Growing Fast and Resistant to Pests, Bill Gates Proposes a Magic Seed to Overcome World Hunger

JAKARTA - Bill Gates has called for greater investment in engineered crops that can adapt to climate change and fight agricultural pests, in humanity's quest to tackle world hunger.

In the Bill & Melinda Gates Foundation's latest annual Goalkeepers Report, Gates says the global hunger crisis is so great that food aid cannot fully address the problem.

According to him, what is currently needed is innovation in agricultural technology that can help reverse the crisis.

Gates specifically points to breakthroughs he calls 'magic seeds' including corn that has been bred to be more resistant to hotter, drier climates. Even rice that takes three weeks less to grow in the rice fields.

"This innovation will allow agricultural productivity to increase even though the climate changes," said the Microsoft founder as quoted by the Daily Mail.

However, he claims the research and development budget for new innovations such as magic seeds is still too small compared to food aid spending.

"It's good that people want to prevent their fellow human beings from starving when conflicts like Ukraine disrupt food supplies, but we must also recognize that the crisis is symptomatic of a deeper problem," Gates said in the report.

“Many countries are not yet developed enough, and climate change is making agriculture even more difficult. The challenge cannot be solved with a donation. It requires innovation,” he said.

The Bill & Melinda Gates Foundation is the world's largest private foundation and is renowned for its work in global health, including vaccines.

They became fully operational in 2000, after Gates left his CEO position at Microsoft, the technology giant he founded.

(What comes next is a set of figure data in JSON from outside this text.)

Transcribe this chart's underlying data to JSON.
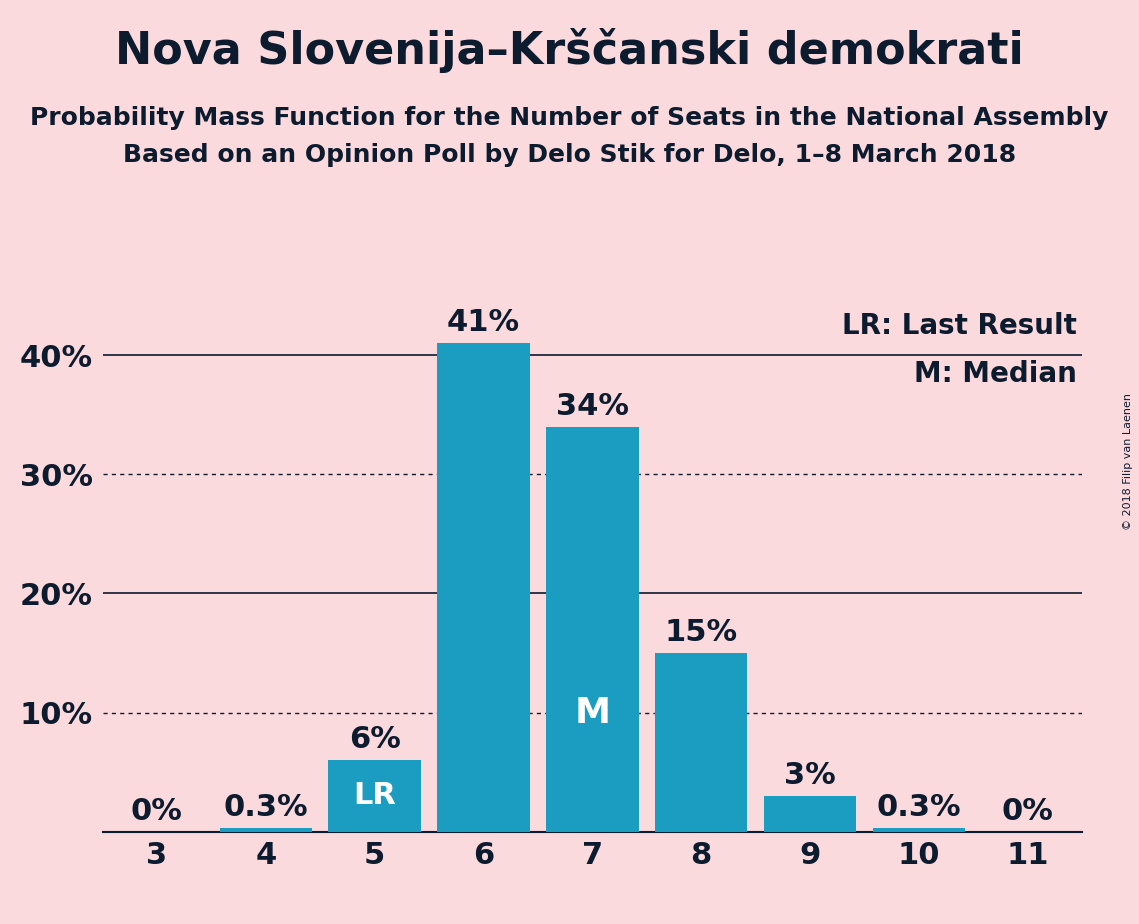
{
  "title": "Nova Slovenija–Krščanski demokrati",
  "subtitle1": "Probability Mass Function for the Number of Seats in the National Assembly",
  "subtitle2": "Based on an Opinion Poll by Delo Stik for Delo, 1–8 March 2018",
  "copyright": "© 2018 Filip van Laenen",
  "categories": [
    3,
    4,
    5,
    6,
    7,
    8,
    9,
    10,
    11
  ],
  "values": [
    0.0,
    0.3,
    6.0,
    41.0,
    34.0,
    15.0,
    3.0,
    0.3,
    0.0
  ],
  "bar_color": "#1a9dc0",
  "background_color": "#fadadd",
  "bar_labels": [
    "0%",
    "0.3%",
    "6%",
    "41%",
    "34%",
    "15%",
    "3%",
    "0.3%",
    "0%"
  ],
  "lr_index": 2,
  "median_index": 4,
  "lr_label": "LR",
  "median_label": "M",
  "legend_lr": "LR: Last Result",
  "legend_m": "M: Median",
  "ylim": [
    0,
    45
  ],
  "yticks": [
    0,
    10,
    20,
    30,
    40
  ],
  "ytick_labels": [
    "",
    "10%",
    "20%",
    "30%",
    "40%"
  ],
  "dotted_lines": [
    10,
    30
  ],
  "solid_lines": [
    20,
    40
  ],
  "title_fontsize": 32,
  "subtitle_fontsize": 18,
  "bar_label_fontsize": 22,
  "axis_label_fontsize": 22,
  "legend_fontsize": 20,
  "inner_label_color": "#ffffff",
  "outer_label_color": "#0d1b2e"
}
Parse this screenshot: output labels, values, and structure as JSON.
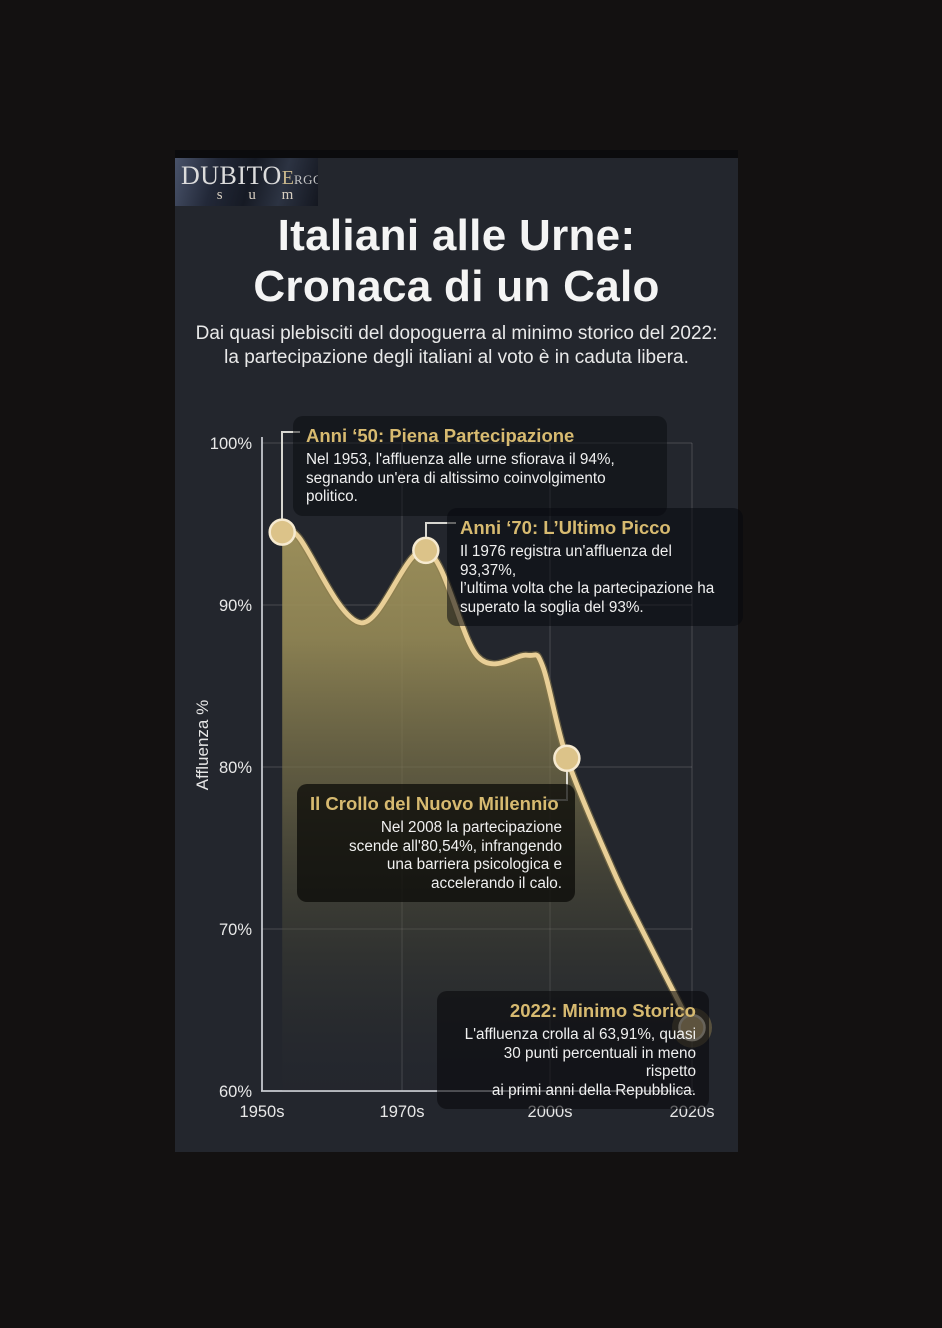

The foundation has invested heavily in agricultural technology, including a type of corn seed that thrives at higher temperatures and in drier conditions, known as DroughtTEGO.

The seeds were first developed under the African Agricultural Technology Foundation program, where the Gates Foundation has donated $131 million since 2008. 1960

Since then, the foundation has spent $1.5 billion on grants focused on agriculture in Africa. This was first reported by Candid, a nonprofit that researches philanthropic giving.

Gates also demonstrated the potential of predictive modeling that uses artificial intelligence to process sequences of plant genomes along with environmental data and conjures data-driven visions of what agriculture will look like in the future.

“From this computer model, researchers can identify optimal plant varieties for a particular place. Or they can do the opposite, which is to determine the optimal place to plant certain plants,” he explained.

The technology is still in its infancy, but similar predictive models, which anticipate where farms may be exposed to invasive species or plant diseases, have reaped enormous rewards.

The foundation's spending on agricultural development is the reason why Gates' views on how countries should respond to food insecurity are all the more important in a year when a record 345 million people worldwide suffer from acute hunger.

The World Food Program said in July that the tally was a 25 percent increase before Russia invaded Ukraine in February and a 150 percent jump from before the pandemic hit in the spring of 2020.

However, in placing technology as a leading role in tackling the world's food crisis, Gates sets himself at odds with critics who say his ideas run counter to the world's efforts to protect the environment.

They note that the seeds generally require pesticides and fossil fuel-based fertilizers to grow. Critics also argue that Gates' approach does not address the urgency of the crisis.

Developing 'miracle seeds' will take years and will not immediately provide assistance to countries currently experiencing widespread suffering because they are dependent on food imports or are experiencing severe drought.

It is a debate that could intensify international pressure to meet the common goal of global prosperity and peace, known as the United Nations Sustainable Development Goals, ahead of the 2030 deadline.

The 17 goals include ending poverty and hunger, fighting climate change, providing access to clean water, working towards gender equality and reducing economic inequality.